A certa altura da discussão, Beuys incita à acção artística contra um inimigo, o materialismo (tanto sob a forma do capitalismo ocidental como sob a forma do capitalismo de Estado e do centralismo comunista do Leste europeu), que “reduziu o tamanho do ser humano em relação às suas possibilidades”.

A sua ideia é que a arte pode “recriar o ser humano na sua totalidade”. E, logo a seguir, prosseguindo a sua ideia da arte como grandioso empreendimento (mesmo quando é feita por todos), capaz de contrariar a redução do mundo e resgatar a consciência humana a essa redução, faz uma intempestiva injunção: “Devemos construir uma catedral”.

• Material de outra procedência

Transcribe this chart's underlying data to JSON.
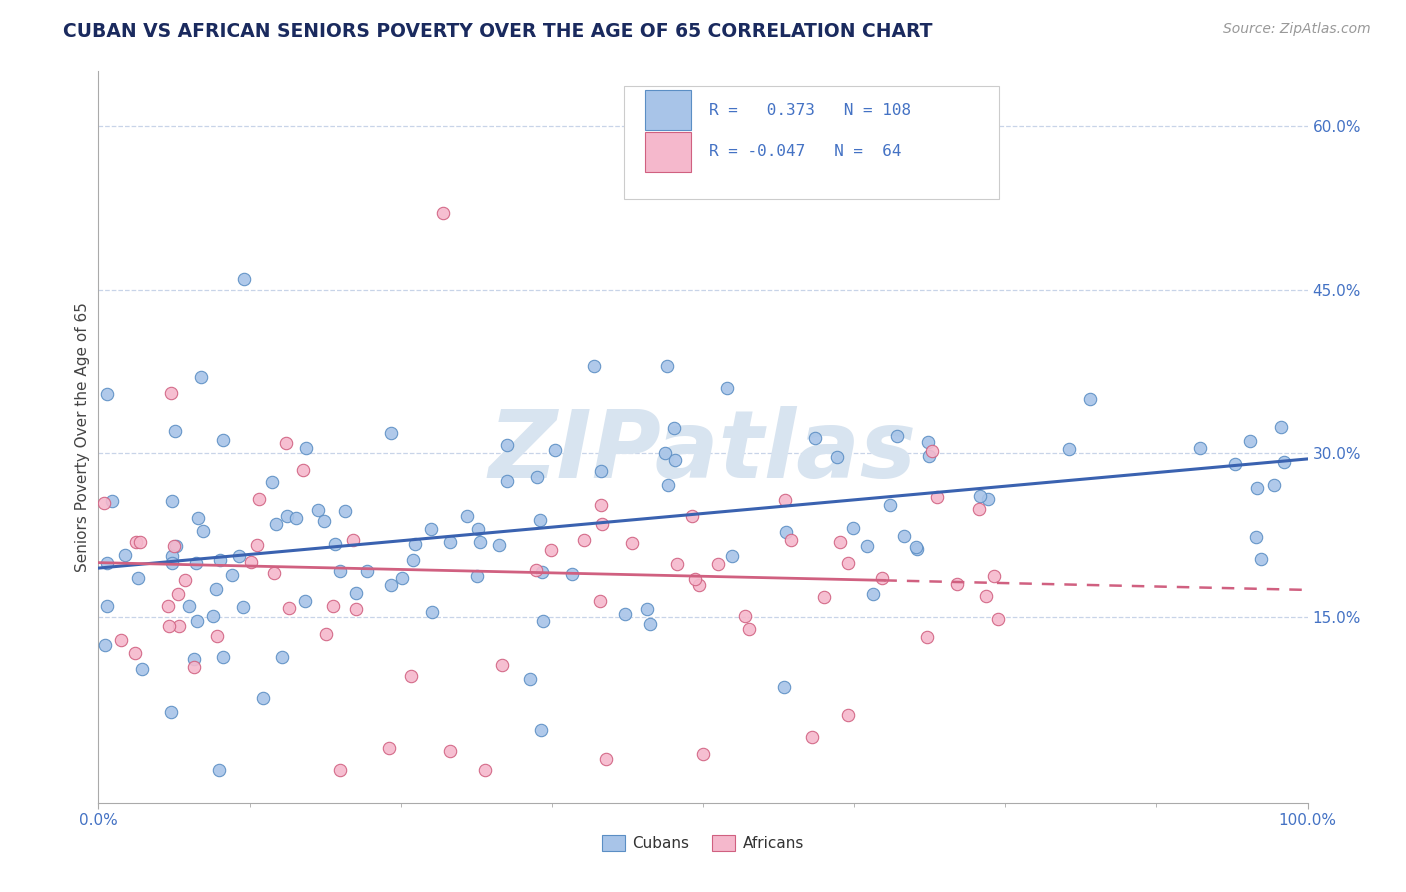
{
  "title": "CUBAN VS AFRICAN SENIORS POVERTY OVER THE AGE OF 65 CORRELATION CHART",
  "source": "Source: ZipAtlas.com",
  "ylabel": "Seniors Poverty Over the Age of 65",
  "xlim": [
    0.0,
    1.0
  ],
  "ylim": [
    -0.02,
    0.65
  ],
  "ytick_positions": [
    0.15,
    0.3,
    0.45,
    0.6
  ],
  "ytick_labels": [
    "15.0%",
    "30.0%",
    "45.0%",
    "60.0%"
  ],
  "legend_r_cubans": "0.373",
  "legend_n_cubans": "108",
  "legend_r_africans": "-0.047",
  "legend_n_africans": "64",
  "cuban_fill": "#a8c4e8",
  "cuban_edge": "#5b8ec4",
  "african_fill": "#f5b8cc",
  "african_edge": "#d06080",
  "cuban_line_color": "#3a62b0",
  "african_line_color": "#d06080",
  "watermark_color": "#d8e4f0",
  "title_color": "#1a2a5e",
  "axis_color": "#4472c4",
  "grid_color": "#c8d4e8",
  "cuban_trend_x0": 0.0,
  "cuban_trend_y0": 0.195,
  "cuban_trend_x1": 1.0,
  "cuban_trend_y1": 0.295,
  "african_trend_x0": 0.0,
  "african_trend_y0": 0.2,
  "african_trend_x1": 1.0,
  "african_trend_y1": 0.175
}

A catedral de Colónia tinha sido evocada pouco antes por Kounellis, que tinha dito que ela “remete para uma centralidade, engloba uma cultura e indica o futuro”. Mas não é uma catedral como a de Colónia que Beuys quer construir. Essa, diz ele, “é uma má escultura, daria uma boa estação de comboios. A de Chartres é melhor”.

E mais à frente, depois de ouvir as palavras mais prudentes de Kounellis (“Para construir uma catedral, é necessário um método e um conhecimento do passado”), reafirma a sua disposição: “Nós não estamos aqui reunidos para melhorar as nossa relações. Estamos aqui para construir uma catedral”, isto é, para retirar a arte da periferia e da não existência para onde ela foi empurrada “pelo sistema económico dominante”.

Podemos comentar estas afirmações, lembrando que muitos poetas modernos e romancistas, assim como artistas, embora conscientes, tal como Joseph Beuys, de que a cultura actual não pode ser marcada pelas catedrais góticas, recorreram ao símbolo da catedral e investiram nele uma enorme significação. Generalizando com algum cuidado, digamos que a catedral simboliza as aspirações culturais colectivas da Europa pré-moderna, mas também consagra a esperança de recuperar através da arte uma cultura perdida.

Muito em especial, foi esta a mensagem de Victor Hugo quando, na sua megalomania (Baudelaire disse uma vez que Victor Hugo era aquele que tinha a presunção de se tomar por Victor Hugo), afirmou que a sua obra, Notre Dame de Paris, esse colosso, tinha um poder destrutivo: “O livro vai matar o edifício”. Isto é: a catedral gótica seria reduzida à insignificância pelo monumento literário.

Balzac, por sua vez, comparou o trabalho de sua vida, a Comédie humaine, à catedral de Bruges. E Julia Kristeva, escrevendo sobre Proust, disse que o autor da Recherche perseguiu incessantemente o mesmo objectivo, de acordo com um programa que pode ser resumido nestes termos: “Se eu estiver à altura de penetrar nas memórias do tempo perdido, irei erigir uma nova catedral “

Voltemos à discussão no Kunsthalle de Basileia, para verificar que há uma diferença entre o projecto artístico de construir uma catedral, tal como Beuys e Kounellis o reivindicam, e o projecto literário de Proust. Afirma Kounellis quase no final de sua discussão com Beuys, Kiefer e Cucchi: “A construção da catedral é a construção de uma linguagem visível”. Nestas palavras, é o mundo “visível” que surge sublinhado.

Quanto a Victor Hugo e Balzac, ambos sentiram que a missão de criar uma comunidade cultural, literária, tinha-se deslocado da função ritual do culto para a leitura do romance de grande circulação. E enquanto Proust acreditava que o poder da memória individual era a base para construir o seu monumento literário, Kounellis pensa — e di-lo explicitamente — que “a construção de uma catedral é a construção da linguagem visível”.